Although at first glance it may look straight, the regression line above actually exhibits some slight curvature. A second order quadratic model may have been enough to fit the experimental data, but a 3rd order polynomial takes into account any sigmoidal variation in the data.
In general the dispersion of a grating is not exactly linear in wavelength and deviations from linearity can be both in a positive sense and a negative sense, leading to a very slight s-shaped form of the regression line. The extent of non-linear dispersion in gratings is primarily determined by the accuracy of the ruling engine used to physically rule the grooves on the grating during its manufacture. It is also limited by the machining tolerances of the micrometer wavelength drive in the spectrometer.

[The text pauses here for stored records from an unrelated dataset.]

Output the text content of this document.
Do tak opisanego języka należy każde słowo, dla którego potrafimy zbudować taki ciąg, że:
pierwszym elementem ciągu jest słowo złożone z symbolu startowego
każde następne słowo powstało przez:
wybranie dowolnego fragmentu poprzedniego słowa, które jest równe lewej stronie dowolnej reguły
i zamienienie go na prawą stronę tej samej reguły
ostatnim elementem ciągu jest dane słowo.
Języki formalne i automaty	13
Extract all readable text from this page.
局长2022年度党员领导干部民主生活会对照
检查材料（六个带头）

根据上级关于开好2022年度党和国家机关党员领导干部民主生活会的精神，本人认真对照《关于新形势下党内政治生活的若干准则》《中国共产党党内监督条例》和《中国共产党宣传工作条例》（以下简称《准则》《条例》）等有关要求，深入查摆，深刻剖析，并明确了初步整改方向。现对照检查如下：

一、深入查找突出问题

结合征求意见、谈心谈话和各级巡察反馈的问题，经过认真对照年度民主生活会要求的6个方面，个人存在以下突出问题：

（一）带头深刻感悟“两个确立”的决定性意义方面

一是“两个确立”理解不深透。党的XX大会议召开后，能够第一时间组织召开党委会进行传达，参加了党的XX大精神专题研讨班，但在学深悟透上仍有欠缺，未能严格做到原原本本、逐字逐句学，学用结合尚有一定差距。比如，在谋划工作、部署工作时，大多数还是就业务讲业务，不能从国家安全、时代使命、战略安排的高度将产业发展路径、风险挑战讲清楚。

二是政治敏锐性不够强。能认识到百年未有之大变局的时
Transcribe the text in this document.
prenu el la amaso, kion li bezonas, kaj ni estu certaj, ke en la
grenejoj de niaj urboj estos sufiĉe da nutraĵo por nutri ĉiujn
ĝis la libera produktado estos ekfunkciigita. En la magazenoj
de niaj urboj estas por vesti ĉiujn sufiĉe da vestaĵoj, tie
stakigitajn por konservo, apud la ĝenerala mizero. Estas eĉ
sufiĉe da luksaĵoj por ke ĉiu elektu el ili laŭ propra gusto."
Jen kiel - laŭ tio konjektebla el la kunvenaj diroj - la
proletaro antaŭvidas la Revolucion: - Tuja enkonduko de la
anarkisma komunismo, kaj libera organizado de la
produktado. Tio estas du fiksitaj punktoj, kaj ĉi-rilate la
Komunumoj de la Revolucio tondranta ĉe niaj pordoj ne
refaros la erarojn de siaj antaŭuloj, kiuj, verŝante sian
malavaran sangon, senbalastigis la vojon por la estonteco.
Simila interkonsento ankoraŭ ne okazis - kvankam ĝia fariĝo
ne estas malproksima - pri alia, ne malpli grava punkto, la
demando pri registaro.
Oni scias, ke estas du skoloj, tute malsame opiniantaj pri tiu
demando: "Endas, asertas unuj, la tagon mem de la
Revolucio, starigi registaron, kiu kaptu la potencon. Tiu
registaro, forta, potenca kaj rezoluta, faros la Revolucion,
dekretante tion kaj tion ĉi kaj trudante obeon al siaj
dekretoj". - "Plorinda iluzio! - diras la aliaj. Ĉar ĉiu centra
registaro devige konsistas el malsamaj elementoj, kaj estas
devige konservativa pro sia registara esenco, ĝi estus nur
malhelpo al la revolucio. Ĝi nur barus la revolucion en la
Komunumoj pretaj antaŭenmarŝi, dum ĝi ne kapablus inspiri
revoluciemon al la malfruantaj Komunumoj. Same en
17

Small spectrographs such as the MS125 that employ micrometers to change the wavelength range usually use a sine-bar drive. This is a device built onto the support that holds the grating in the spectrometer. It usually consists of a bar with a hardened steel ball at the end which is in intimate contact with the polished flat end of the micrometer shaft. Small variations in the machining or alignment of the sine-bar drive will also contribute to the small deviations from linearity that are seen in the calibration curve.